Always refer to the Usage Guidelines for guidance on using the Cohere API responsibly. Additionally, please consult the following model-specific usage notes:
There is extensive research into the social biases learned by language model embeddings (Bolukbasi et al., 2016; Manzini et al., 2019; Kurita et al., 2019; Zhao et al., 2019). We recommend that developers using the Representation model take this into account when building downstream text classification systems. Embeddings may inadvertently capture inaccurate associations between groups of people and attributes such as sentiment or toxicity. Using embeddings in downstream text classifiers may lead to biased systems that are sensitive to demographic groups mentioned in the inputs. For example, it is dangerous to use embeddings or Similarity outputs in CV ranking systems due to known gender biases in the representations (Kurita et al., 2019).
- English only: The model provides meaningful representations for English text only.
- Distributional shift: Embeddings capture the state of the training data at the time it was scraped. Downstream classifiers will need to be validated or retrained upon release of new embedding models to ensure that they are still serving their intended purpose.
- Longer texts:
embedoutputs are the aggregation of contextualized word embeddings; hence, the embeddings of longer inputs may not capture the meaning accurately across the entire sequence length.

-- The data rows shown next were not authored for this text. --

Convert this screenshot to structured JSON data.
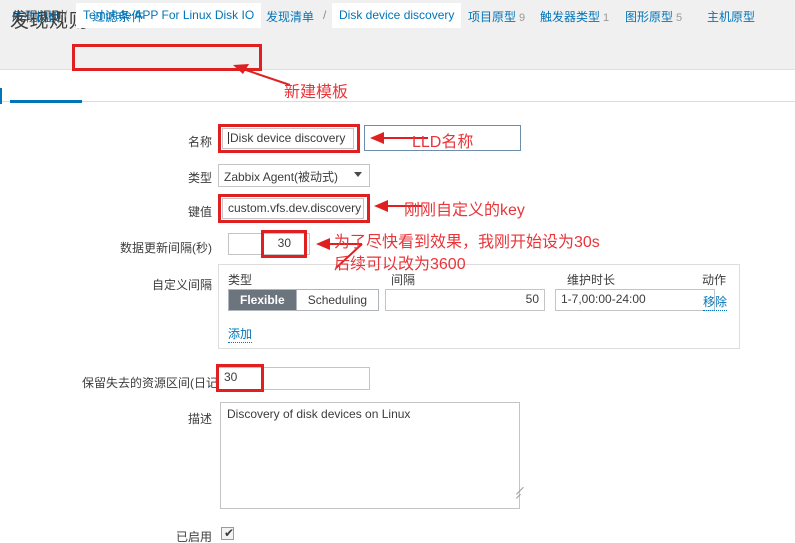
{
  "page": {
    "title": "发现规则"
  },
  "breadcrumb": {
    "items": [
      {
        "label": "所有模板",
        "style": "link"
      },
      {
        "label": "Template APP For Linux Disk IO",
        "style": "highlight"
      },
      {
        "label": "发现清单",
        "style": "link"
      },
      {
        "label": "Disk device discovery",
        "style": "current"
      }
    ],
    "separator": "/",
    "nav": [
      {
        "label": "项目原型",
        "count": "9"
      },
      {
        "label": "触发器类型",
        "count": "1"
      },
      {
        "label": "图形原型",
        "count": "5"
      },
      {
        "label": "主机原型",
        "count": ""
      }
    ]
  },
  "tabs": [
    {
      "label": "发现规则",
      "active": true
    },
    {
      "label": "过滤条件",
      "active": false
    }
  ],
  "form": {
    "name": {
      "label": "名称",
      "value": "Disk device discovery"
    },
    "type": {
      "label": "类型",
      "value": "Zabbix Agent(被动式)"
    },
    "key": {
      "label": "键值",
      "value": "custom.vfs.dev.discovery"
    },
    "update_interval": {
      "label": "数据更新间隔(秒)",
      "value": "30"
    },
    "custom_intervals": {
      "label": "自定义间隔",
      "headers": [
        "类型",
        "间隔",
        "维护时长",
        "动作"
      ],
      "rows": [
        {
          "type_options": [
            "Flexible",
            "Scheduling"
          ],
          "type_selected": "Flexible",
          "interval": "50",
          "period": "1-7,00:00-24:00",
          "action": "移除"
        }
      ],
      "add_label": "添加"
    },
    "keep_lost": {
      "label": "保留失去的资源区间(日记)",
      "value": "30"
    },
    "description": {
      "label": "描述",
      "value": "Discovery of disk devices on Linux"
    },
    "enabled": {
      "label": "已启用",
      "checked": true,
      "mark": "✔"
    }
  },
  "annotations": [
    {
      "id": "new-template",
      "text": "新建模板"
    },
    {
      "id": "lld-name",
      "text": "LLD名称"
    },
    {
      "id": "custom-key",
      "text": "刚刚自定义的key"
    },
    {
      "id": "interval-note-1",
      "text": "为了尽快看到效果，我刚开始设为30s"
    },
    {
      "id": "interval-note-2",
      "text": "后续可以改为3600"
    }
  ],
  "colors": {
    "annotation_red": "#e8353a",
    "link_blue": "#0275b8",
    "accent_blue": "#0275b8",
    "segment_active": "#6c757d"
  }
}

- Varying text length: Similarity performance may vary when using
targetspanning a wide range of lengths.
Guided by the NAACL Ethics Review Questions, we describe below the model-specific concerns around misuse of the Representation model. By documenting adverse use cases, we aim to encourage Cohere and its customers to prevent adversarial actors from leveraging our models to the following malicious ends.
- Extraction of identity and demographic information: Using embeddings to classify the group identity or demographics of text authors or persons mentioned in a text. Group identification and private information should be consensually provided by individuals and not inferred by any automatic system.
- Building purposefully opaque text classification systems: Algorithmic decisions that significantly affect people should be explainable to the persons affected; however, text classifications made using representations may not be explainable. A malicious actor may take advantage of this opacity to shield themselves from accountability for algorithmic decisions that may have disparate impact across demographic groups (Campolo and Crawford, 2020).
- Human-outside-the-loop: Building downstream classifiers that serve as automated decision-making systems that have real-world consequences on people, where those decisions are made without a human-in-the-loop.